深呼吸の必要

沖縄のとある離島で2月下旬から3月末までの35日間の人手不足の農家のさとうきび収穫のバイト、「きび刈り隊」にやってきた若者たちの様子を描いた映画。若者全員が主役だが一応香里奈が主役的なポジションになっている。音楽は小林武史が担当。MY LITTLE LOVERが主題歌を手がけている。予告ではいい感じに聴こえたが本編ラストにかかるのはなんか一段落ちるな。

やってきた若者が香里奈、谷原章介、成宮寛貴、金子さやか、長澤まさみ。年中地方の農家でバイトをやっているベテランに大森南朋。途中で登場するのが久遠さやか。ストーリーはただただ広いさとうきび畑を延々最後まで刈っていくだけ。

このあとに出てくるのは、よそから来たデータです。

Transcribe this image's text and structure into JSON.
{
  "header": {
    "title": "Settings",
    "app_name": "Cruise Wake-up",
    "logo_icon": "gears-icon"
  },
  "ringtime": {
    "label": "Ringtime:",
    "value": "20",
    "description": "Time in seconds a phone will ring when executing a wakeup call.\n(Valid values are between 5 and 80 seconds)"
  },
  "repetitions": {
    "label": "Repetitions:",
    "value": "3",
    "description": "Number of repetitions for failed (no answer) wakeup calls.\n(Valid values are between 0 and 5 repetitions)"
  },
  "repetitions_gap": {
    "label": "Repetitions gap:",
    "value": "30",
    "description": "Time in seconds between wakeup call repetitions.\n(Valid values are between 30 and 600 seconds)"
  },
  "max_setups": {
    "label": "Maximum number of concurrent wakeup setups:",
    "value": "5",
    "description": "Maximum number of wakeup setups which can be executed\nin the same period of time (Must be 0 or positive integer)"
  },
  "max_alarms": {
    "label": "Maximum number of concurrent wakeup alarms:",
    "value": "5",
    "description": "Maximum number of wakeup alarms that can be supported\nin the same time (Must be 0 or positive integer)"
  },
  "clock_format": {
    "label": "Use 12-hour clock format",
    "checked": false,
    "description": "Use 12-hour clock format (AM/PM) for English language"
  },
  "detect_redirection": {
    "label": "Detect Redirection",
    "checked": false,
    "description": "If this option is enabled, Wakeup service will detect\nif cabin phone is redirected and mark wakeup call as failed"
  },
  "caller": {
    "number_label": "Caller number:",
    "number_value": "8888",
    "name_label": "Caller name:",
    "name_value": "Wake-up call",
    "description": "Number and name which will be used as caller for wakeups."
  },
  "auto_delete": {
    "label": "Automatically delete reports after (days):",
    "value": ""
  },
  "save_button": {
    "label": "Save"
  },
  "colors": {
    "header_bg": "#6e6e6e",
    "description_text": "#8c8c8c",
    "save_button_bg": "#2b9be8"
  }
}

香里奈以外は全員何らかの重い過去を背負っているのだが全てが明らかになるわけではないし、劇的に何かが変わるわけでもない。ただ、毎日の作業を通じてみんなが一体となっていき最後に得た達成感、ラストのみんなの表情は来た時と違い何かを確実につかんでいる。

セリフも少ないので明確な過去の傷が明らかになるのは医者の谷原章介と野球で挫折した成宮寛貴くらいなもの。長澤まさみがなんであんなに暗いのかとかは全然理由は分からない。だがそれこそがこの映画の魅力だろう。説明的なセリフで分かるのではない、見て感じるのだ(たぶん)。延々刈っている毎日が続くので正直退屈さを感じなかったといえば嘘になるが見て損はなかったと思う。

ちなみに長澤まさみは『世界の中心で、愛をさけぶ』の元気な時のアキを大方撮影した後にこの映画の撮影に来ている。何でも初めてオーディションで勝ち取った役らしい。よって見た目はアキなのにキャラが全然違うため同一人物に見えない。役によって見え方も変わってくる。この撮影後に再度『世界の中心で、愛をさけぶ』に戻りボーズになるシーンを撮影した。ボーズの姿が白血病末期なのにふっくら健康的すぎると一部で批判されたがそれはこの映画の撮影で沖縄でおいしいものをいっぱい食べたからだとかなんとか。